To the point that in Spain, 36% of adults aged 25 to 64 who did not finish the second stage of secondary school in 2018 earned less than half of the country’s median salary. They were 27% in the OECD as a whole.

Ratios

The ESO title can be obtained without passing the stage and with two failures.

The ESO title can be obtained without passing the stage and with two failures.

The authors of the report recall that Spain dedicated 2.7% of its gross domestic product (GDP) to pre-university education in 2018, below the 3.2% average in the OECD.

Chile was in 2019 the OECD country with the most pupils per class in primary school in public schools, 28.7. Japan (27.2), the United Kingdom (27.2), Israel (26.8), Colombia (24.8) and Mexico (24.7) were also well above the average of 21.1 students.

Spain was in the middle of the table with 20.9 children per class, slightly above the average for the European Union (19.7).
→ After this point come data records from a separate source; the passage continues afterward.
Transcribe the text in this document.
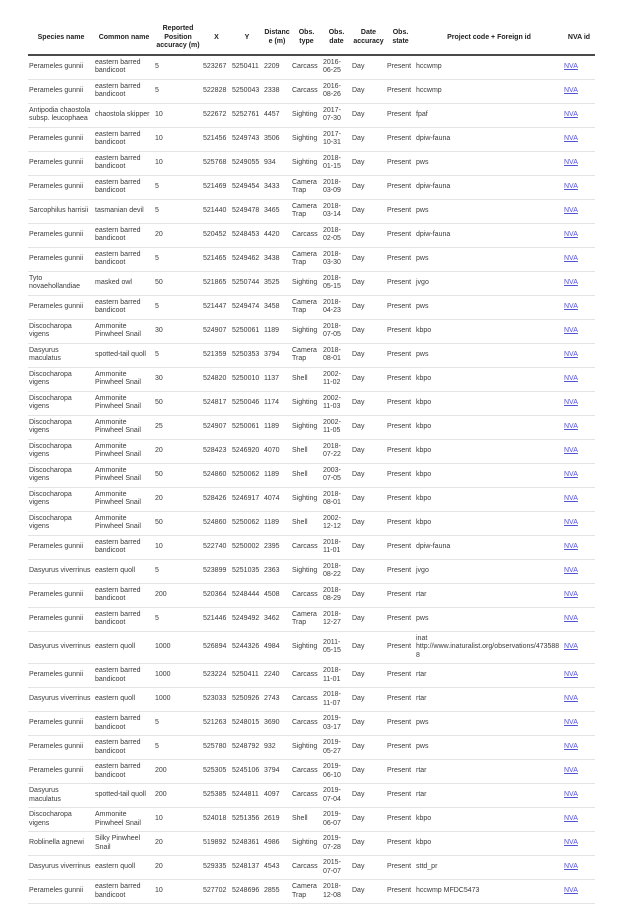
Species name	Common name	Reported Position accuracy (m)	X	Y	Distance (m)	Obs. type	Obs. date	Date accuracy	Obs. state	Project code + Foreign id	NVA id
Perameles gunnii	eastern barred bandicoot	5	523267	5250411	2209	Carcass	2016-06-25	Day	Present	hccwmp	NVA
Perameles gunnii	eastern barred bandicoot	5	522828	5250043	2338	Carcass	2016-08-26	Day	Present	hccwmp	NVA
Antipodia chaostola subsp. leucophaea	chaostola skipper	10	522672	5252761	4457	Sighting	2017-07-30	Day	Present	fpaf	NVA
Perameles gunnii	eastern barred bandicoot	10	521456	5249743	3506	Sighting	2017-10-31	Day	Present	dpiw-fauna	NVA
Perameles gunnii	eastern barred bandicoot	10	525768	5249055	934	Sighting	2018-01-15	Day	Present	pws	NVA
Perameles gunnii	eastern barred bandicoot	5	521469	5249454	3433	Camera Trap	2018-03-09	Day	Present	dpiw-fauna	NVA
Sarcophilus harrisii	tasmanian devil	5	521440	5249478	3465	Camera Trap	2018-03-14	Day	Present	pws	NVA
Perameles gunnii	eastern barred bandicoot	20	520452	5248453	4420	Carcass	2018-02-05	Day	Present	dpiw-fauna	NVA
Perameles gunnii	eastern barred bandicoot	5	521465	5249462	3438	Camera Trap	2018-03-30	Day	Present	pws	NVA
Tyto novaehollandiae	masked owl	50	521865	5250744	3525	Sighting	2018-05-15	Day	Present	jvgo	NVA
Perameles gunnii	eastern barred bandicoot	5	521447	5249474	3458	Camera Trap	2018-04-23	Day	Present	pws	NVA
Discocharopa vigens	Ammonite Pinwheel Snail	30	524907	5250061	1189	Sighting	2018-07-05	Day	Present	kbpo	NVA
Dasyurus maculatus	spotted-tail quoll	5	521359	5250353	3794	Camera Trap	2018-08-01	Day	Present	pws	NVA
Discocharopa vigens	Ammonite Pinwheel Snail	30	524820	5250010	1137	Shell	2002-11-02	Day	Present	kbpo	NVA
Discocharopa vigens	Ammonite Pinwheel Snail	50	524817	5250046	1174	Sighting	2002-11-03	Day	Present	kbpo	NVA
Discocharopa vigens	Ammonite Pinwheel Snail	25	524907	5250061	1189	Sighting	2002-11-05	Day	Present	kbpo	NVA
Discocharopa vigens	Ammonite Pinwheel Snail	20	528423	5246920	4070	Shell	2018-07-22	Day	Present	kbpo	NVA
Discocharopa vigens	Ammonite Pinwheel Snail	50	524860	5250062	1189	Shell	2003-07-05	Day	Present	kbpo	NVA
Discocharopa vigens	Ammonite Pinwheel Snail	20	528426	5246917	4074	Sighting	2018-08-01	Day	Present	kbpo	NVA
Discocharopa vigens	Ammonite Pinwheel Snail	50	524860	5250062	1189	Shell	2002-12-12	Day	Present	kbpo	NVA
Perameles gunnii	eastern barred bandicoot	10	522740	5250002	2395	Carcass	2018-11-01	Day	Present	dpiw-fauna	NVA
Dasyurus viverrinus	eastern quoll	5	523899	5251035	2363	Sighting	2018-08-22	Day	Present	jvgo	NVA
Perameles gunnii	eastern barred bandicoot	200	520364	5248444	4508	Carcass	2018-08-29	Day	Present	rtar	NVA
Perameles gunnii	eastern barred bandicoot	5	521446	5249492	3462	Camera Trap	2018-12-27	Day	Present	pws	NVA
Dasyurus viverrinus	eastern quoll	1000	526894	5244326	4984	Sighting	2011-05-15	Day	Present	inat http://www.inaturalist.org/observations/4735888	NVA
Perameles gunnii	eastern barred bandicoot	1000	523224	5250411	2240	Carcass	2018-11-01	Day	Present	rtar	NVA
Dasyurus viverrinus	eastern quoll	1000	523033	5250926	2743	Carcass	2018-11-07	Day	Present	rtar	NVA
Perameles gunnii	eastern barred bandicoot	5	521263	5248015	3690	Carcass	2019-03-17	Day	Present	pws	NVA
Perameles gunnii	eastern barred bandicoot	5	525780	5248792	932	Sighting	2019-05-27	Day	Present	pws	NVA
Perameles gunnii	eastern barred bandicoot	200	525305	5245106	3794	Carcass	2019-06-10	Day	Present	rtar	NVA
Dasyurus maculatus	spotted-tail quoll	200	525385	5244811	4097	Carcass	2019-07-04	Day	Present	rtar	NVA
Discocharopa vigens	Ammonite Pinwheel Snail	10	524018	5251356	2619	Shell	2019-06-07	Day	Present	kbpo	NVA
Roblinella agnewi	Silky Pinwheel Snail	20	519892	5248361	4986	Sighting	2019-07-28	Day	Present	kbpo	NVA
Dasyurus viverrinus	eastern quoll	20	529335	5248137	4543	Carcass	2015-07-07	Day	Present	sttd_pr	NVA
Perameles gunnii	eastern barred bandicoot	10	527702	5248696	2855	Camera Trap	2018-12-08	Day	Present	hccwmp MFDC5473	NVA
The least crowded classes of students were those in Costa Rica (16) and Luxembourg (15).

Regarding the number of students per teacher in primary school, Mexico was in the lead with 24.4, well above the average of 14.5. Colombia (23.1), the United Kingdom (19.9), France (18.8) and Chile were also clearly higher.

Spain remained at the bottom of the ranking with 13.6 students per teacher, although the European Union average was slightly lower (13.1) and there were three countries below the 10 threshold: Poland (9.6 ), Luxembourg (9) and Greece (8.7).